Why do we seek to create certainty? One useful answer is a religious one: the original sin of humans is pride. Another is to go back to my first article on Algorithms and Hartmut Rosa's work on Controllability. For him, the quest for control and certainty is fundamental to the myths or worldview of our Western culture. Or maybe we just don't like the idea of not knowing?
The western culture point is interesting. There is certainly a difference in the traditions of western and other models of thinking here. But I suspect it does not explain lived reality well enough - as what we see is a global phenomenon. Another dimension may be a response to the realities of large-scale societies where people are taking decisions which affect others. The need to convince others that our decisions/actions are for the best leads us to present things as more certain than they really are. My feeling is that this may create (or at least add to) a bias towards confidence / certainty
I think you get close to the kernel predicament, perhaps paradox, facing the recent rise of industrial civilisation and its knowledge base. Where is proof? Is there a truth compass? Can the human mind understand itself? Science has a way of running into paradox. As a mono-project can it justify itself? There is a tendency to regard technology, mechanism, invention as sufficient proof of a grasp of reality, and this includes the beliefs pinned on the recent mechanisation of aspects of intelligence. Arguably the knowledge base that allowed industrialisation to create an unsustainable mess needs more 'science' to solve the predicament? Hmm ... the 'break through’ always remains just around the corner?
A long time ago I was a bit-part player at national level UK in risk assessment involving genetic engineering. The inability of many scientists to think properly about 'risk' was very evident, especially at 'pundit' level, and depended on attitudes.
This is the world my children, grandchildren will inhabit, and it is way beyond me technically, but I find a recent approach (book) by highly-qualified Erica Thompson looks as if she treads the same ground pertinent to risks ... quote
"Escape from Model Land” observes: “If we are serious about addressing lack of confidence in science, it is necessary for those who currently make their living from and have built their reputation on their models to stop trying to push their version of reality on others.”
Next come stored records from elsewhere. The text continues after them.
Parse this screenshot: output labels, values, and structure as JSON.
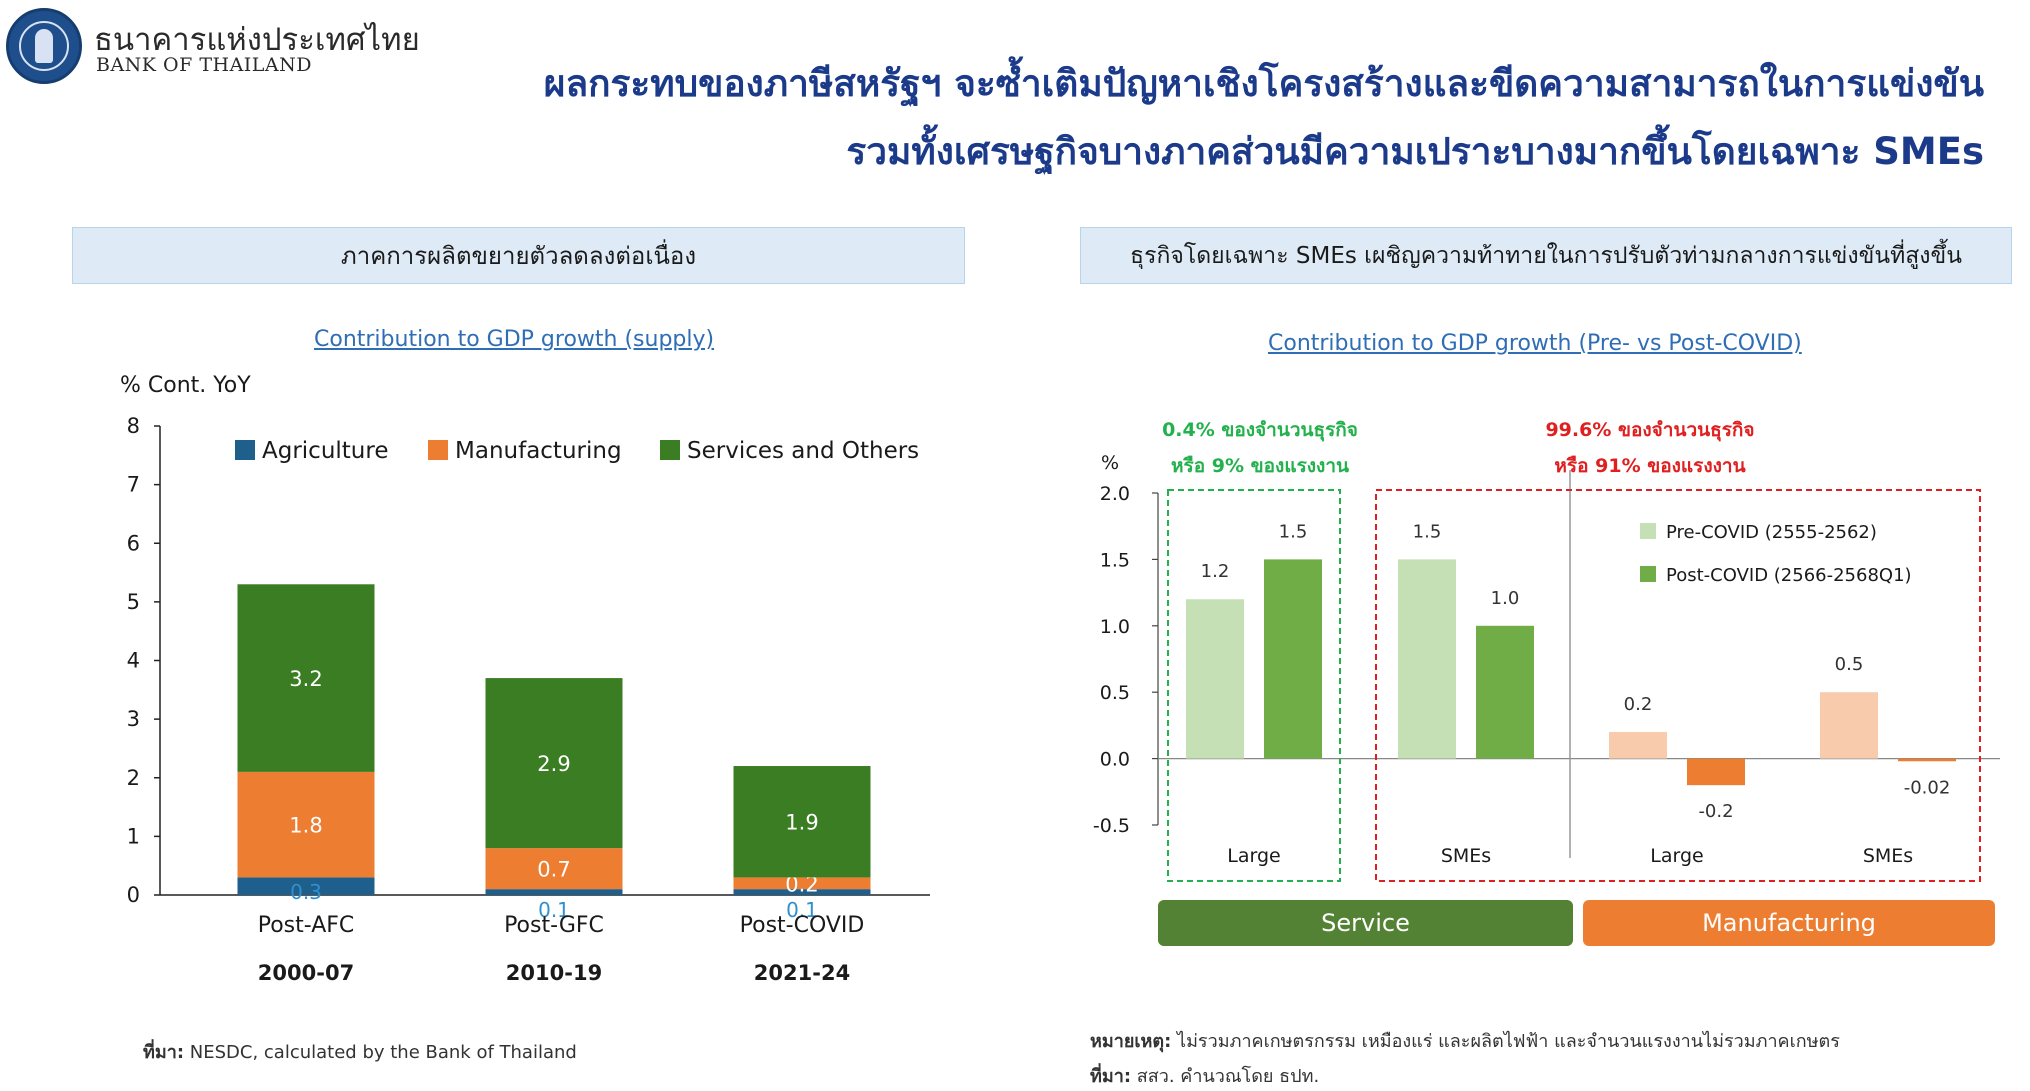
{
  "header": {
    "logo_th": "ธนาคารแห่งประเทศไทย",
    "logo_en": "BANK OF THAILAND",
    "title_line1": "ผลกระทบของภาษีสหรัฐฯ จะซ้ำเติมปัญหาเชิงโครงสร้างและขีดความสามารถในการแข่งขัน",
    "title_line2": "รวมทั้งเศรษฐกิจบางภาคส่วนมีความเปราะบางมากขึ้นโดยเฉพาะ SMEs"
  },
  "left_panel": {
    "header": "ภาคการผลิตขยายตัวลดลงต่อเนื่อง",
    "chart_title": "Contribution to GDP growth (supply)",
    "source_label": "ที่มา:",
    "source_text": " NESDC, calculated by the Bank of Thailand"
  },
  "right_panel": {
    "header": "ธุรกิจโดยเฉพาะ SMEs เผชิญความท้าทายในการปรับตัวท่ามกลางการแข่งขันที่สูงขึ้น",
    "chart_title": "Contribution to GDP growth (Pre- vs Post-COVID)",
    "annotation_large_1": "0.4% ของจำนวนธุรกิจ",
    "annotation_large_2": "หรือ 9% ของแรงงาน",
    "annotation_sme_1": "99.6% ของจำนวนธุรกิจ",
    "annotation_sme_2": "หรือ 91% ของแรงงาน",
    "segment_service": "Service",
    "segment_manufacturing": "Manufacturing",
    "note_label": "หมายเหตุ:",
    "note_text": " ไม่รวมภาคเกษตรกรรม เหมืองแร่ และผลิตไฟฟ้า และจำนวนแรงงานไม่รวมภาคเกษตร",
    "source_label": "ที่มา:",
    "source_text": " สสว. คำนวณโดย ธปท."
  },
  "colors": {
    "agriculture": "#1f5f8b",
    "manufacturing": "#ed7d31",
    "services": "#3a7d22",
    "pre_service": "#c5e0b4",
    "post_service": "#70ad47",
    "pre_manufacturing": "#f8cbad",
    "post_manufacturing": "#ed7d31",
    "service_bar": "#548235",
    "manufacturing_bar": "#ed7d31",
    "large_box": "#22b14c",
    "sme_box": "#e02020",
    "title_blue": "#1b3a8a",
    "header_bg": "#deebf7"
  },
  "chart_data": [
    {
      "type": "bar",
      "stacked": true,
      "ylabel": "% Cont. YoY",
      "ylim": [
        0,
        8
      ],
      "yticks": [
        "0",
        "1",
        "2",
        "3",
        "4",
        "5",
        "6",
        "7",
        "8"
      ],
      "categories": [
        "Post-AFC",
        "Post-GFC",
        "Post-COVID"
      ],
      "category_periods": [
        "2000-07",
        "2010-19",
        "2021-24"
      ],
      "legend_position": "top",
      "series": [
        {
          "name": "Agriculture",
          "values": [
            0.3,
            0.1,
            0.1
          ],
          "labels": [
            "0.3",
            "0.1",
            "0.1"
          ]
        },
        {
          "name": "Manufacturing",
          "values": [
            1.8,
            0.7,
            0.2
          ],
          "labels": [
            "1.8",
            "0.7",
            "0.2"
          ]
        },
        {
          "name": "Services and Others",
          "values": [
            3.2,
            2.9,
            1.9
          ],
          "labels": [
            "3.2",
            "2.9",
            "1.9"
          ]
        }
      ]
    },
    {
      "type": "bar",
      "ylabel": "%",
      "ylim": [
        -0.5,
        2.0
      ],
      "yticks": [
        "-0.5",
        "0.0",
        "0.5",
        "1.0",
        "1.5",
        "2.0"
      ],
      "categories": [
        "Large",
        "SMEs",
        "Large",
        "SMEs"
      ],
      "groups": [
        "Service",
        "Service",
        "Manufacturing",
        "Manufacturing"
      ],
      "legend_position": "top-right",
      "series": [
        {
          "name": "Pre-COVID (2555-2562)",
          "values": [
            1.2,
            1.5,
            0.2,
            0.5
          ],
          "labels": [
            "1.2",
            "1.5",
            "0.2",
            "0.5"
          ]
        },
        {
          "name": "Post-COVID (2566-2568Q1)",
          "values": [
            1.5,
            1.0,
            -0.2,
            -0.02
          ],
          "labels": [
            "1.5",
            "1.0",
            "-0.2",
            "-0.02"
          ]
        }
      ]
    }
  ]
}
Nice quote and in my mind it captures the problem when 'normal science' is dominant: science becomes self-referential and focused on assessing against to a version of reality, rather than focused on the world out there. Or to update Mark Twain: There are four kinds of lies: lies, damned lies, statistics and models.
More from Erica Thompson and discussion of epistemic humility. (I mentioned in my own retweet a guy called 'Humble Knowledge'. Smile.) Your point gains traction. See her excellent book and recent podcasts. @H4wkm0th They use the term.
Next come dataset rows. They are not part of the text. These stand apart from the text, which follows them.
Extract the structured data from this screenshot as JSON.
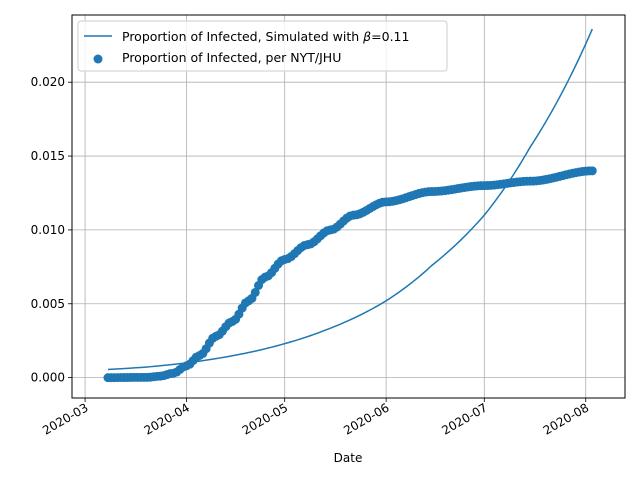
{
  "chart_data": {
    "type": "line+scatter",
    "xlabel": "Date",
    "ylabel": "",
    "xlim": [
      "2020-02-26",
      "2020-08-13"
    ],
    "ylim": [
      -0.00138,
      0.02455
    ],
    "x_ticks": [
      "2020-03",
      "2020-04",
      "2020-05",
      "2020-06",
      "2020-07",
      "2020-08"
    ],
    "y_ticks": [
      "0.000",
      "0.005",
      "0.010",
      "0.015",
      "0.020"
    ],
    "grid": true,
    "legend_position": "top-left",
    "legend": {
      "line_label_prefix": "Proportion of Infected, Simulated with ",
      "beta_symbol": "β",
      "line_label_suffix": "=0.11",
      "scatter_label": "Proportion of Infected, per NYT/JHU"
    },
    "colors": {
      "series": "#1f77b4",
      "grid": "#b0b0b0",
      "axis": "#000000"
    },
    "series": [
      {
        "name": "Proportion of Infected, Simulated with β=0.11",
        "type": "line",
        "points": [
          [
            "2020-03-08",
            0.00055
          ],
          [
            "2020-03-20",
            0.00072
          ],
          [
            "2020-04-01",
            0.001
          ],
          [
            "2020-04-15",
            0.00148
          ],
          [
            "2020-05-01",
            0.0023
          ],
          [
            "2020-05-15",
            0.00335
          ],
          [
            "2020-06-01",
            0.0052
          ],
          [
            "2020-06-15",
            0.0076
          ],
          [
            "2020-07-01",
            0.011
          ],
          [
            "2020-07-15",
            0.0156
          ],
          [
            "2020-08-03",
            0.0236
          ]
        ]
      },
      {
        "name": "Proportion of Infected, per NYT/JHU",
        "type": "scatter",
        "points": [
          [
            "2020-03-08",
            0.0
          ],
          [
            "2020-03-20",
            2e-05
          ],
          [
            "2020-03-24",
            0.0001
          ],
          [
            "2020-03-28",
            0.0003
          ],
          [
            "2020-04-01",
            0.0008
          ],
          [
            "2020-04-05",
            0.0015
          ],
          [
            "2020-04-10",
            0.0028
          ],
          [
            "2020-04-15",
            0.0038
          ],
          [
            "2020-04-20",
            0.0052
          ],
          [
            "2020-04-25",
            0.0068
          ],
          [
            "2020-05-01",
            0.008
          ],
          [
            "2020-05-08",
            0.009
          ],
          [
            "2020-05-15",
            0.01
          ],
          [
            "2020-05-22",
            0.011
          ],
          [
            "2020-06-01",
            0.0119
          ],
          [
            "2020-06-15",
            0.0126
          ],
          [
            "2020-07-01",
            0.013
          ],
          [
            "2020-07-15",
            0.0133
          ],
          [
            "2020-08-03",
            0.014
          ]
        ]
      }
    ]
  }
}
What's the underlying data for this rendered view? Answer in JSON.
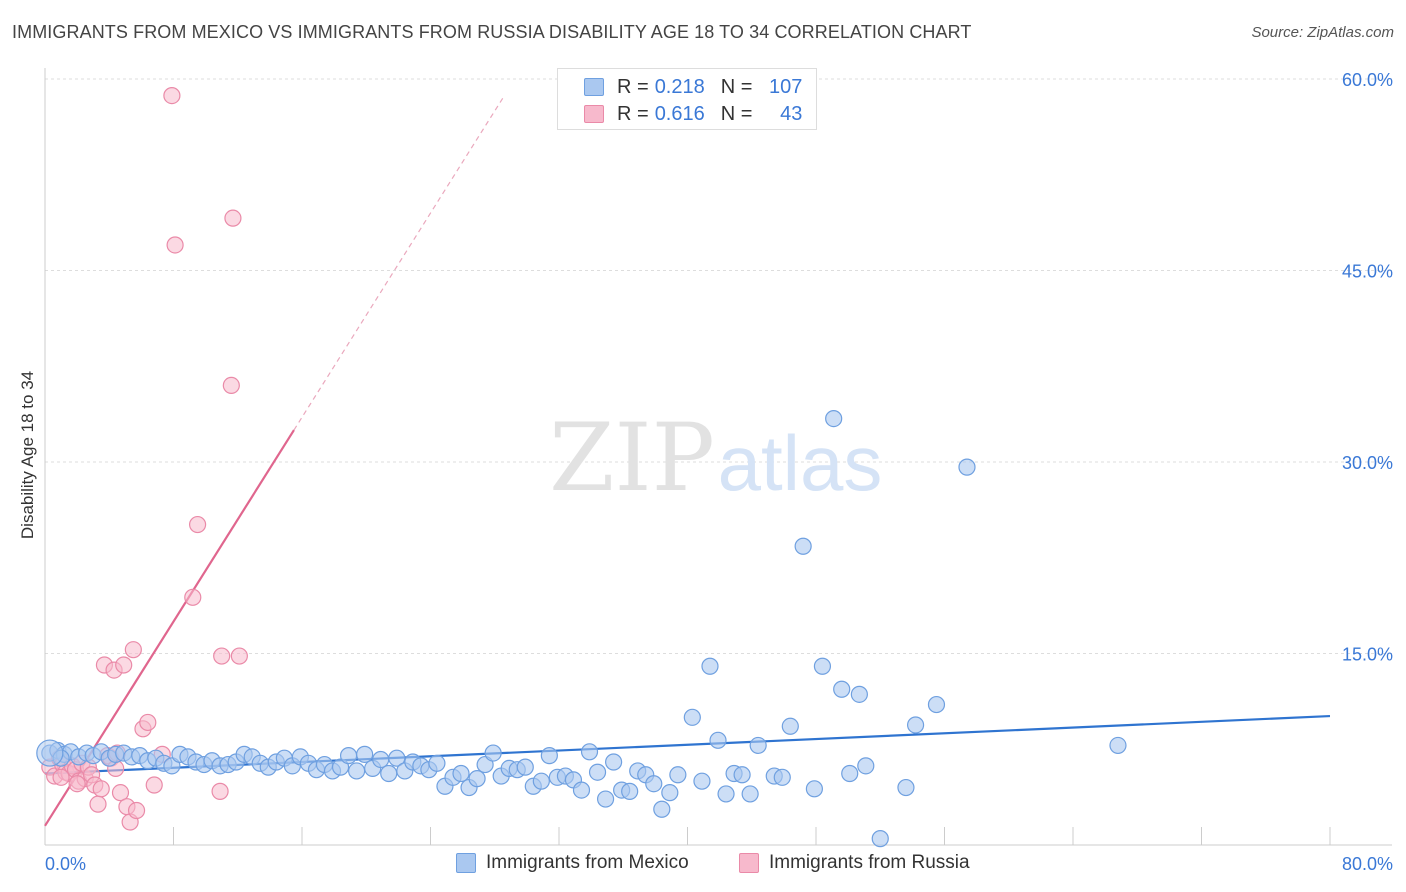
{
  "title": "IMMIGRANTS FROM MEXICO VS IMMIGRANTS FROM RUSSIA DISABILITY AGE 18 TO 34 CORRELATION CHART",
  "source": "Source: ZipAtlas.com",
  "watermark": {
    "zip": "ZIP",
    "atlas": "atlas"
  },
  "colors": {
    "mexico_fill": "#aac8f0",
    "mexico_stroke": "#6fa0e0",
    "mexico_line": "#2f74d0",
    "russia_fill": "#f7b9cc",
    "russia_stroke": "#ea8aa8",
    "russia_line": "#e0668e",
    "axis_text": "#3a78d6",
    "grid": "#dddddd"
  },
  "legend_top": {
    "rows": [
      {
        "r_label": "R =",
        "r_value": "0.218",
        "n_label": "N =",
        "n_value": "107"
      },
      {
        "r_label": "R =",
        "r_value": "0.616",
        "n_label": "N =",
        "n_value": "43"
      }
    ]
  },
  "legend_bottom": [
    "Immigrants from Mexico",
    "Immigrants from Russia"
  ],
  "chart_data": {
    "type": "scatter",
    "title": "IMMIGRANTS FROM MEXICO VS IMMIGRANTS FROM RUSSIA DISABILITY AGE 18 TO 34 CORRELATION CHART",
    "xlabel": "",
    "ylabel": "Disability Age 18 to 34",
    "xlim": [
      0,
      80
    ],
    "ylim": [
      0,
      60
    ],
    "x_tick_labels": [
      "0.0%",
      "80.0%"
    ],
    "y_ticks": [
      15,
      30,
      45,
      60
    ],
    "y_tick_labels": [
      "15.0%",
      "30.0%",
      "45.0%",
      "60.0%"
    ],
    "grid": true,
    "legend_position": "top-center",
    "series": [
      {
        "name": "Immigrants from Mexico",
        "R": 0.218,
        "N": 107,
        "trend": {
          "x": [
            0,
            80
          ],
          "y": [
            5.6,
            10.1
          ],
          "dashed_extension": false
        },
        "points": [
          [
            0.3,
            7.2
          ],
          [
            0.8,
            7.4
          ],
          [
            1.2,
            7.1
          ],
          [
            1.6,
            7.3
          ],
          [
            2.1,
            6.9
          ],
          [
            2.6,
            7.2
          ],
          [
            3.0,
            7.0
          ],
          [
            3.5,
            7.3
          ],
          [
            4.0,
            6.8
          ],
          [
            4.4,
            7.1
          ],
          [
            4.9,
            7.2
          ],
          [
            5.4,
            6.9
          ],
          [
            5.9,
            7.0
          ],
          [
            6.4,
            6.6
          ],
          [
            6.9,
            6.8
          ],
          [
            7.4,
            6.4
          ],
          [
            7.9,
            6.2
          ],
          [
            8.4,
            7.1
          ],
          [
            8.9,
            6.9
          ],
          [
            9.4,
            6.5
          ],
          [
            9.9,
            6.3
          ],
          [
            10.4,
            6.6
          ],
          [
            10.9,
            6.2
          ],
          [
            11.4,
            6.3
          ],
          [
            11.9,
            6.5
          ],
          [
            12.4,
            7.1
          ],
          [
            12.9,
            6.9
          ],
          [
            13.4,
            6.4
          ],
          [
            13.9,
            6.1
          ],
          [
            14.4,
            6.5
          ],
          [
            14.9,
            6.8
          ],
          [
            15.4,
            6.2
          ],
          [
            15.9,
            6.9
          ],
          [
            16.4,
            6.4
          ],
          [
            16.9,
            5.9
          ],
          [
            17.4,
            6.3
          ],
          [
            17.9,
            5.8
          ],
          [
            18.4,
            6.1
          ],
          [
            18.9,
            7.0
          ],
          [
            19.4,
            5.8
          ],
          [
            19.9,
            7.1
          ],
          [
            20.4,
            6.0
          ],
          [
            20.9,
            6.7
          ],
          [
            21.4,
            5.6
          ],
          [
            21.9,
            6.8
          ],
          [
            22.4,
            5.8
          ],
          [
            22.9,
            6.5
          ],
          [
            23.4,
            6.2
          ],
          [
            23.9,
            5.9
          ],
          [
            24.4,
            6.4
          ],
          [
            24.9,
            4.6
          ],
          [
            25.4,
            5.3
          ],
          [
            25.9,
            5.6
          ],
          [
            26.4,
            4.5
          ],
          [
            26.9,
            5.2
          ],
          [
            27.4,
            6.3
          ],
          [
            27.9,
            7.2
          ],
          [
            28.4,
            5.4
          ],
          [
            28.9,
            6.0
          ],
          [
            29.4,
            5.9
          ],
          [
            29.9,
            6.1
          ],
          [
            30.4,
            4.6
          ],
          [
            30.9,
            5.0
          ],
          [
            31.4,
            7.0
          ],
          [
            31.9,
            5.3
          ],
          [
            32.4,
            5.4
          ],
          [
            32.9,
            5.1
          ],
          [
            33.4,
            4.3
          ],
          [
            33.9,
            7.3
          ],
          [
            34.4,
            5.7
          ],
          [
            34.9,
            3.6
          ],
          [
            35.4,
            6.5
          ],
          [
            35.9,
            4.3
          ],
          [
            36.4,
            4.2
          ],
          [
            36.9,
            5.8
          ],
          [
            37.4,
            5.5
          ],
          [
            37.9,
            4.8
          ],
          [
            38.4,
            2.8
          ],
          [
            38.9,
            4.1
          ],
          [
            39.4,
            5.5
          ],
          [
            40.3,
            10.0
          ],
          [
            40.9,
            5.0
          ],
          [
            41.4,
            14.0
          ],
          [
            41.9,
            8.2
          ],
          [
            42.4,
            4.0
          ],
          [
            42.9,
            5.6
          ],
          [
            43.4,
            5.5
          ],
          [
            43.9,
            4.0
          ],
          [
            44.4,
            7.8
          ],
          [
            45.4,
            5.4
          ],
          [
            45.9,
            5.3
          ],
          [
            46.4,
            9.3
          ],
          [
            47.2,
            23.4
          ],
          [
            47.9,
            4.4
          ],
          [
            48.4,
            14.0
          ],
          [
            49.1,
            33.4
          ],
          [
            49.6,
            12.2
          ],
          [
            50.1,
            5.6
          ],
          [
            50.7,
            11.8
          ],
          [
            51.1,
            6.2
          ],
          [
            53.6,
            4.5
          ],
          [
            54.2,
            9.4
          ],
          [
            55.5,
            11.0
          ],
          [
            57.4,
            29.6
          ],
          [
            66.8,
            7.8
          ],
          [
            52.0,
            0.5
          ],
          [
            1.0,
            6.8
          ]
        ]
      },
      {
        "name": "Immigrants from Russia",
        "R": 0.616,
        "N": 43,
        "trend": {
          "x": [
            0,
            15.5
          ],
          "y": [
            1.5,
            32.5
          ],
          "dashed_extension": {
            "x": [
              15.5,
              28.5
            ],
            "y": [
              32.5,
              58.5
            ]
          }
        },
        "points": [
          [
            0.3,
            6.1
          ],
          [
            0.6,
            5.4
          ],
          [
            0.9,
            6.8
          ],
          [
            1.1,
            6.3
          ],
          [
            1.3,
            5.7
          ],
          [
            1.5,
            5.6
          ],
          [
            1.7,
            6.2
          ],
          [
            1.9,
            5.9
          ],
          [
            2.1,
            5.0
          ],
          [
            2.3,
            6.4
          ],
          [
            2.5,
            5.2
          ],
          [
            2.7,
            6.1
          ],
          [
            2.9,
            5.5
          ],
          [
            3.1,
            4.7
          ],
          [
            3.3,
            3.2
          ],
          [
            3.5,
            4.4
          ],
          [
            3.7,
            14.1
          ],
          [
            3.9,
            7.0
          ],
          [
            4.1,
            6.8
          ],
          [
            4.3,
            13.7
          ],
          [
            4.5,
            7.2
          ],
          [
            4.7,
            4.1
          ],
          [
            4.9,
            14.1
          ],
          [
            5.1,
            3.0
          ],
          [
            5.3,
            1.8
          ],
          [
            5.5,
            15.3
          ],
          [
            5.7,
            2.7
          ],
          [
            6.1,
            9.1
          ],
          [
            6.4,
            9.6
          ],
          [
            6.8,
            4.7
          ],
          [
            7.3,
            7.1
          ],
          [
            7.9,
            58.7
          ],
          [
            8.1,
            47.0
          ],
          [
            9.2,
            19.4
          ],
          [
            9.5,
            25.1
          ],
          [
            10.9,
            4.2
          ],
          [
            11.0,
            14.8
          ],
          [
            11.6,
            36.0
          ],
          [
            11.7,
            49.1
          ],
          [
            12.1,
            14.8
          ],
          [
            1.0,
            5.3
          ],
          [
            2.0,
            4.8
          ],
          [
            4.4,
            6.0
          ]
        ]
      }
    ]
  }
}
Quote Tweet by David Roberts,, "so much of this discussion on epistemic humility ..... the need for diversity, performativity and conviction narratives chimes with my own take on Perspectival realism (not just American pragmatism)"
Thanks. And if you haven't found it, I've started sharing my posts directly on Twitter: @HumbleKnow My Twitter game isn't very strong but they are now easier to share.
Have tried google but can't find you. Can you give a link?